L’inviata ministeriale sorrise. — Vero. Il Primo ministro è un tipo molto alla mano, non avrà problemi a conferire con lui stasera. Domani però affronterà l’assemblea generale delle Nazioni Unite, dove le sarà richiesto di tenere un discorso di una certa lunghezza. — Fece una pausa. — Mi perdoni: lei ha esperienza nel mondo diplomatico, vero?

— Certo — rispose Tukana, sulla difensiva. — Ho avuto missioni in Evsoy, Ranilass e Nalkanu, per rappresentare gli interessi di Saldak.
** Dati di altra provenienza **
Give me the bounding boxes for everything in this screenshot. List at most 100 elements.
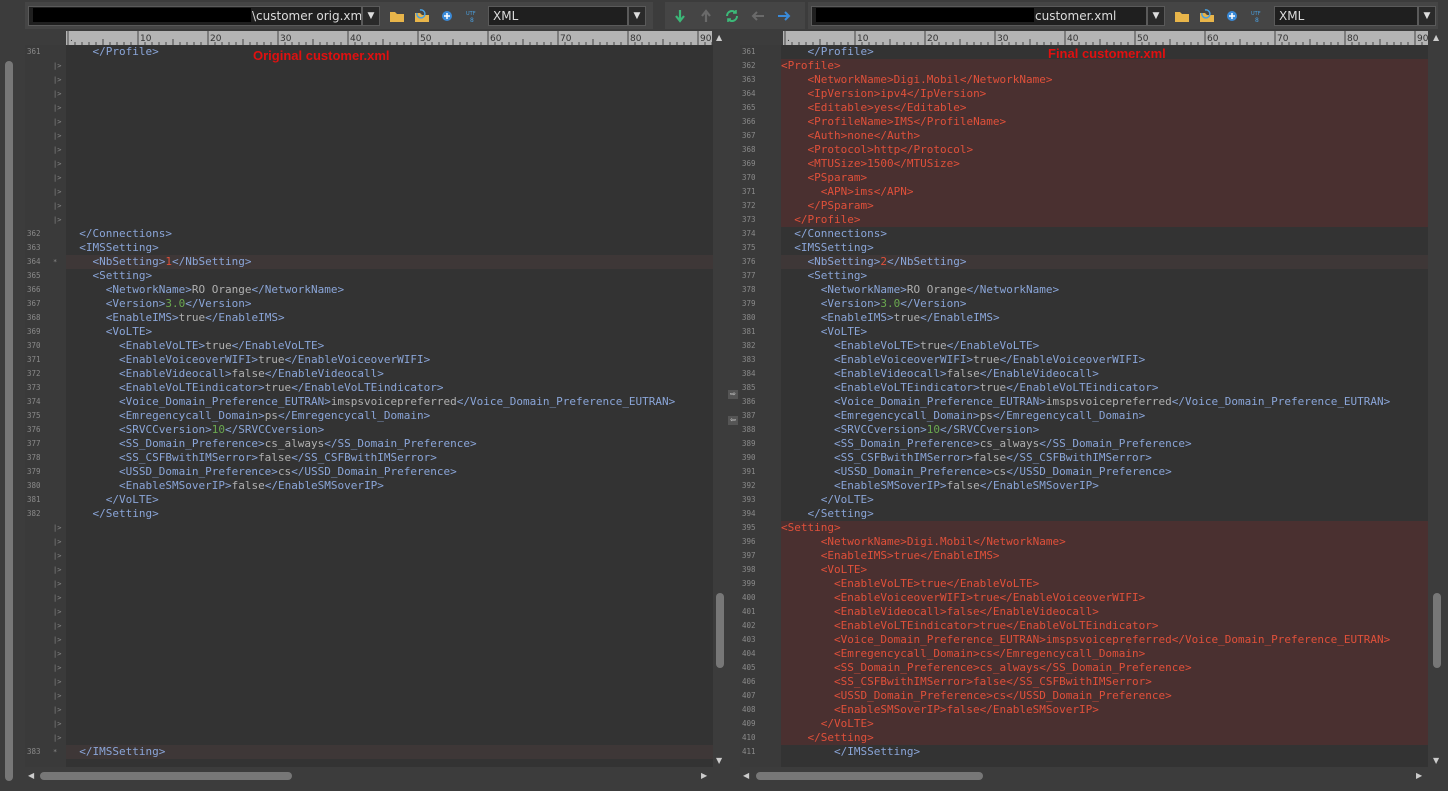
code-line[interactable]: <SS_Domain_Preference>cs_always</SS_Doma…: [66, 437, 713, 451]
code-line[interactable]: <NetworkName>Digi.Mobil</NetworkName>: [781, 73, 1428, 87]
empty-gap-line[interactable]: [66, 101, 713, 115]
code-line[interactable]: <NetworkName>RO Orange</NetworkName>: [66, 283, 713, 297]
code-line[interactable]: <Setting>: [781, 521, 1428, 535]
code-line[interactable]: <Emregencycall_Domain>ps</Emregencycall_…: [66, 409, 713, 423]
code-line[interactable]: <MTUSize>1500</MTUSize>: [781, 157, 1428, 171]
code-line[interactable]: <Emregencycall_Domain>ps</Emregencycall_…: [781, 409, 1428, 423]
empty-gap-line[interactable]: [66, 73, 713, 87]
code-line[interactable]: <NbSetting>2</NbSetting>: [781, 255, 1428, 269]
code-line[interactable]: <IMSSetting>: [781, 241, 1428, 255]
code-line[interactable]: <SS_CSFBwithIMSerror>false</SS_CSFBwithI…: [66, 451, 713, 465]
code-line[interactable]: <EnableVoiceoverWIFI>true</EnableVoiceov…: [66, 353, 713, 367]
scroll-left-arrow[interactable]: ◀: [743, 771, 749, 780]
scroll-up-arrow[interactable]: ▲: [716, 33, 722, 42]
code-line[interactable]: <IMSSetting>: [66, 241, 713, 255]
encoding-icon[interactable]: UTF 8: [1247, 7, 1267, 25]
code-line[interactable]: <EnableVoiceoverWIFI>true</EnableVoiceov…: [781, 353, 1428, 367]
open-folder-icon[interactable]: [387, 7, 407, 25]
code-line[interactable]: </IMSSetting>: [781, 745, 1428, 759]
code-line[interactable]: <IpVersion>ipv4</IpVersion>: [781, 87, 1428, 101]
empty-gap-line[interactable]: [66, 577, 713, 591]
code-line[interactable]: <Setting>: [781, 269, 1428, 283]
empty-gap-line[interactable]: [66, 213, 713, 227]
code-line[interactable]: <Voice_Domain_Preference_EUTRAN>imspsvoi…: [781, 395, 1428, 409]
code-line[interactable]: <APN>ims</APN>: [781, 185, 1428, 199]
code-line[interactable]: <EnableIMS>true</EnableIMS>: [66, 311, 713, 325]
left-outer-scrollbar[interactable]: [2, 31, 16, 781]
code-line[interactable]: <NbSetting>1</NbSetting>: [66, 255, 713, 269]
empty-gap-line[interactable]: [66, 521, 713, 535]
code-line[interactable]: <EnableVoLTEindicator>true</EnableVoLTEi…: [66, 381, 713, 395]
empty-gap-line[interactable]: [66, 157, 713, 171]
code-line[interactable]: <EnableSMSoverIP>false</EnableSMSoverIP>: [781, 703, 1428, 717]
code-line[interactable]: <Setting>: [66, 269, 713, 283]
code-line[interactable]: <NetworkName>RO Orange</NetworkName>: [781, 283, 1428, 297]
right-file-dropdown-button[interactable]: ▼: [1147, 6, 1165, 26]
code-line[interactable]: <Emregencycall_Domain>cs</Emregencycall_…: [781, 647, 1428, 661]
code-line[interactable]: </IMSSetting>: [66, 745, 713, 759]
empty-gap-line[interactable]: [66, 129, 713, 143]
code-line[interactable]: <EnableIMS>true</EnableIMS>: [781, 549, 1428, 563]
refresh-compare-icon[interactable]: [722, 7, 742, 25]
empty-gap-line[interactable]: [66, 143, 713, 157]
code-line[interactable]: </Setting>: [781, 731, 1428, 745]
scroll-down-arrow[interactable]: ▼: [1433, 756, 1439, 765]
code-line[interactable]: <Voice_Domain_Preference_EUTRAN>imspsvoi…: [66, 395, 713, 409]
code-line[interactable]: <Profile>: [781, 59, 1428, 73]
code-line[interactable]: </Connections>: [781, 227, 1428, 241]
right-file-path-field[interactable]: customer.xml: [811, 6, 1147, 26]
code-line[interactable]: <EnableVoLTEindicator>true</EnableVoLTEi…: [781, 381, 1428, 395]
code-line[interactable]: <Voice_Domain_Preference_EUTRAN>imspsvoi…: [781, 633, 1428, 647]
left-horizontal-scrollbar[interactable]: ◀ ▶: [25, 769, 713, 783]
empty-gap-line[interactable]: [66, 115, 713, 129]
empty-gap-line[interactable]: [66, 185, 713, 199]
copy-right-icon[interactable]: [774, 7, 794, 25]
code-line[interactable]: <EnableVoiceoverWIFI>true</EnableVoiceov…: [781, 591, 1428, 605]
code-line[interactable]: </VoLTE>: [781, 493, 1428, 507]
right-editor-pane[interactable]: 361 </Profile> 362 <Profile> 363 <NetworkNa…: [740, 45, 1428, 767]
open-folder-icon[interactable]: [1172, 7, 1192, 25]
empty-gap-line[interactable]: [66, 731, 713, 745]
scroll-left-arrow[interactable]: ◀: [28, 771, 34, 780]
left-file-path-field[interactable]: \customer orig.xml: [28, 6, 362, 26]
code-line[interactable]: <EnableVideocall>false</EnableVideocall>: [66, 367, 713, 381]
code-line[interactable]: </Setting>: [66, 507, 713, 521]
right-horizontal-scrollbar[interactable]: ◀ ▶: [740, 769, 1428, 783]
empty-gap-line[interactable]: [66, 703, 713, 717]
empty-gap-line[interactable]: [66, 689, 713, 703]
code-line[interactable]: <ProfileName>IMS</ProfileName>: [781, 115, 1428, 129]
reload-icon[interactable]: [1197, 7, 1217, 25]
merge-left-icon[interactable]: ⇦: [728, 416, 738, 425]
code-line[interactable]: <USSD_Domain_Preference>cs</USSD_Domain_…: [66, 465, 713, 479]
code-line[interactable]: <EnableSMSoverIP>false</EnableSMSoverIP>: [66, 479, 713, 493]
code-line[interactable]: <SS_CSFBwithIMSerror>false</SS_CSFBwithI…: [781, 451, 1428, 465]
code-line[interactable]: <Auth>none</Auth>: [781, 129, 1428, 143]
left-file-dropdown-button[interactable]: ▼: [362, 6, 380, 26]
code-line[interactable]: </VoLTE>: [781, 717, 1428, 731]
code-line[interactable]: <EnableVoLTE>true</EnableVoLTE>: [781, 577, 1428, 591]
code-line[interactable]: <SS_CSFBwithIMSerror>false</SS_CSFBwithI…: [781, 675, 1428, 689]
code-line[interactable]: <Version>3.0</Version>: [781, 297, 1428, 311]
reload-icon[interactable]: [412, 7, 432, 25]
code-line[interactable]: <SRVCCversion>10</SRVCCversion>: [66, 423, 713, 437]
empty-gap-line[interactable]: [66, 535, 713, 549]
scroll-right-arrow[interactable]: ▶: [701, 771, 707, 780]
scroll-thumb[interactable]: [5, 61, 13, 781]
empty-gap-line[interactable]: [66, 633, 713, 647]
code-line[interactable]: <EnableVoLTE>true</EnableVoLTE>: [781, 339, 1428, 353]
right-syntax-select[interactable]: XML: [1274, 6, 1418, 26]
scroll-right-arrow[interactable]: ▶: [1416, 771, 1422, 780]
copy-left-icon[interactable]: [748, 7, 768, 25]
code-line[interactable]: <VoLTE>: [781, 563, 1428, 577]
sync-icon[interactable]: [1222, 7, 1242, 25]
left-vertical-scrollbar[interactable]: ▲ ▼: [713, 31, 727, 769]
empty-gap-line[interactable]: [66, 591, 713, 605]
encoding-icon[interactable]: UTF 8: [462, 7, 482, 25]
sync-icon[interactable]: [437, 7, 457, 25]
scroll-thumb[interactable]: [40, 772, 292, 780]
code-line[interactable]: <EnableSMSoverIP>false</EnableSMSoverIP>: [781, 479, 1428, 493]
empty-gap-line[interactable]: [66, 647, 713, 661]
code-line[interactable]: <PSparam>: [781, 171, 1428, 185]
code-line[interactable]: <Version>3.0</Version>: [66, 297, 713, 311]
left-syntax-select[interactable]: XML: [488, 6, 628, 26]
Tuttavia noi, in simili circostanze, tentiamo di giungere a una conclusione il più rapidamente possibile.

— Non c’è pericolo di offendere le persone, con questi metodi così bruschi?

— Ma è per questo che gli ambasciatori vanno sul posto di persona, invece di portare avanti i negoziati via telecomunicazioni. Questo ci consente di percepire i feromoni delle persone a cui ci rivolgiamo, e viceversa.

— Funziona anche con gruppi numerosi?

— Oh sì. Ho condotto negoziati che coinvolgevano dieci, o addirittura undici persone.

Hélène si sentì cascare le braccia. — Domani parlerà di fronte a 1.800 persone. Sarà in grado di determinare se sta offendendo qualcuno, in una simile massa di gente?

— No, a meno che non sia qualcuno nelle mie immediate vicinanze.

— Allora, se me lo consente, mi piacerebbe darle qualche suggerimento.

Tukana annuì. — Come mi pare che diciate qui: “Sono tutta orecchi”.